Nos anos 90, Paula Rego pratica a pintura que já foi integrada nas exposições da Tate. “É que aquilo que é valorizado no que respeita à Escola de Londres é a relação que a artista estabelece com o modelo, que é o que a une aos outros artistas, a utilização do modelo enquanto expressão de emoções e de relação com o artista. Ela é olhada de um ponto de vista mais formalista, de integração com alguns pressupostos de trabalho dessa Escola de Londres, um critério que tem mais a ver com metodologias de trabalho”, avançava na altura a programadora da Casa das Histórias.
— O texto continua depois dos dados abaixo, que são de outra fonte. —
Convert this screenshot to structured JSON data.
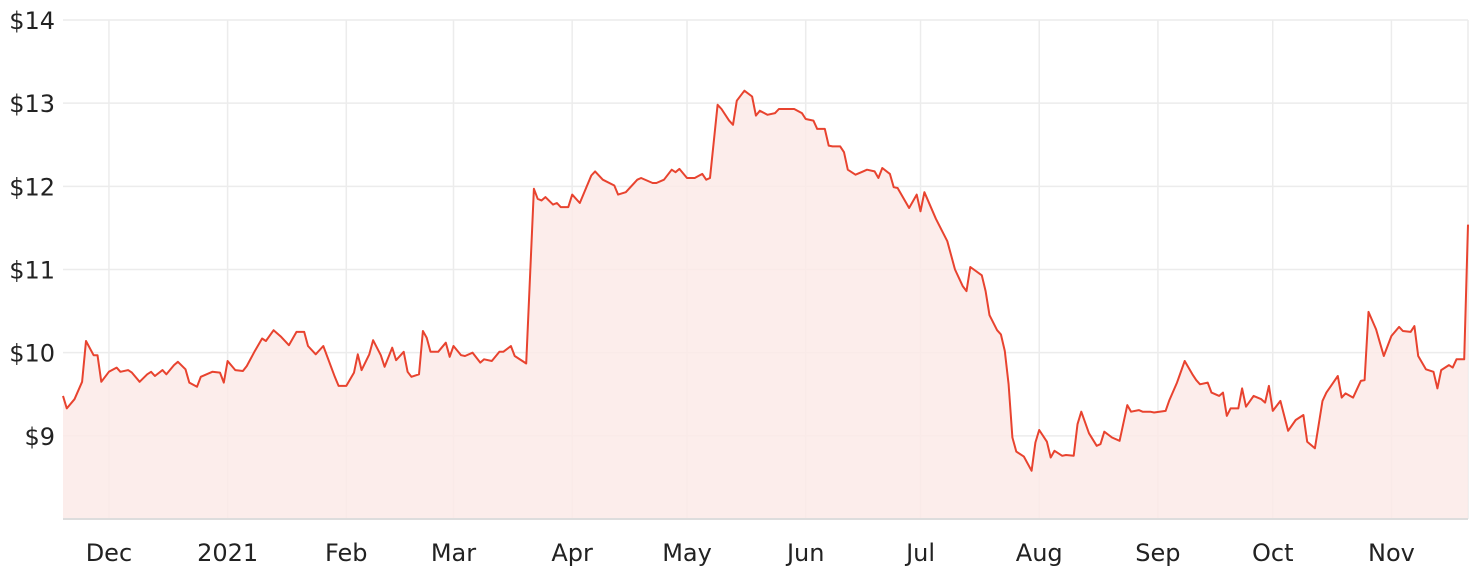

Paula Rego, que sempre usou as dinâmicas sociais para chamar a atenção para as mulheres, para os seus direitos e as suas condições de vida, para o tráfico de humanos e a mutilação genital feminina, temas por ela tratados mais tardiamente, avançava para a tela à procura dela própria também. Encontrava-se nas memórias bem portuguesas da Ericeira, onde chegou a passar longas temporadas com o marido e os três filhos. Encontrava-se naquele ambiente trágico dos seus quadros, naquela tensão carregada, espelhada em rostos inesquecíveis, olhos e bocas, mas também nos músculos dos seus retratos, sempre a desafiar o sentimento do espectador, a sua capacidade de diálogo com as personagens que criava voluntariamente, misto de ser humano e animal, de condição primitiva, no sentido de genuína, autêntica, verdadeira, tão concentrada de emoções, paralisada no movimento que se adivinha, naquela multiplicidade de duplas e triplas dimensões. Carateres robustos de significado.
Como ela, determinada num caminho incansável pela honestidade da sua vulnerabilidade. Uma imposição, qual cláusula de um contrato invisível, da qual nunca abdicou para pintar.